Excerpts from Jim Conrad's
from the the July 8, 2012 Newsletter issued from the woods of the Loess Hill Region a few miles east of Natchez, Mississippi, USA
Nowadays along roadsides not mowed and herbicided into oblivion, among the more graceful presences are the flowering grasses shown above. A close-up shows the grasses' very unusual spikelets below:
If you are familiar with the "normal" construction of more typical grasses such as bluegrass and fescue, what that picture shows may not make much sense. You can review "normal" glass-flower anatomy at http://www.backyardnature.net/fl_grass.htm.
On that page, notice the scoop-shaped glumes at the bottom of a typical spikelet. Our roadside grasses also have glumes, but they are highly modified, in that they are twisted around so that they are positioned side-by-side, not opposite one another as is more typical. Also the glumes in our roadside grass, instead of being scoop-shaped, are flattened and elongated, and tipped with needlike spines, or "awns." You can see two spikelets removed from their spike, with grain-producing florets between their two glumes, below:
This peculiar anatomy distinguishes an important grass genus, the Wild Rye or Wheatgrass genus Elymus, of which about 150-200 species are recognized, depending on your expert. The genus is best represented in Asia and North America, but present elsewhere, and is thought of as a "cool-temperate" genus. Some species are grown for forage. Western North America has more species than the East.

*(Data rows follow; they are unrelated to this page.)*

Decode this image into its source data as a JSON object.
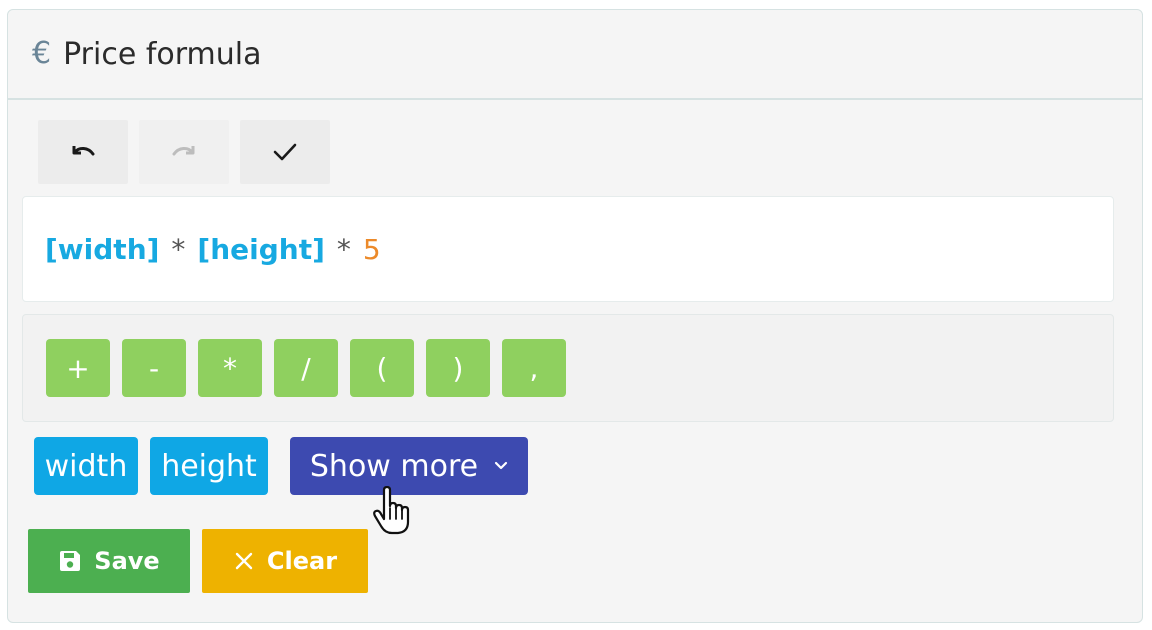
{
  "header": {
    "icon": "euro-icon",
    "icon_glyph": "€",
    "title": "Price formula"
  },
  "toolbar": [
    {
      "name": "undo",
      "icon": "undo-icon",
      "enabled": true
    },
    {
      "name": "redo",
      "icon": "redo-icon",
      "enabled": false
    },
    {
      "name": "validate",
      "icon": "check-icon",
      "enabled": true
    }
  ],
  "formula": {
    "tokens": [
      {
        "type": "variable",
        "text": "[width]"
      },
      {
        "type": "operator",
        "text": "*"
      },
      {
        "type": "variable",
        "text": "[height]"
      },
      {
        "type": "operator",
        "text": "*"
      },
      {
        "type": "number",
        "text": "5"
      }
    ]
  },
  "operators": [
    "+",
    "-",
    "*",
    "/",
    "(",
    ")",
    ","
  ],
  "variables": [
    "width",
    "height"
  ],
  "show_more": {
    "label": "Show more",
    "icon": "chevron-down-icon"
  },
  "actions": {
    "save": {
      "label": "Save",
      "icon": "floppy-disk-icon"
    },
    "clear": {
      "label": "Clear",
      "icon": "close-icon"
    }
  },
  "colors": {
    "variable_token": "#17a9e1",
    "number_token": "#ec8a2a",
    "operator_button": "#8fd05f",
    "variable_button": "#0fa7e5",
    "show_more_button": "#3d4ab0",
    "save_button": "#4caf50",
    "clear_button": "#eeb200"
  }
}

Our roadside Elymus is Virginia Wild Rye, ELYMUS VIRGINICUS, a perennial found throughout most of forested eastern and central North America, and likely to be found in open woods, thickets, stream banks, open ground, and very often along roadsides.
Wild Rye, genus Elymus, is very different from the Rye of rye bread fame, which is the Eurasian Secale cereale. Rye has "normal" glumes, nothing like Wild Rye's strange, side-by-side, flattened ones.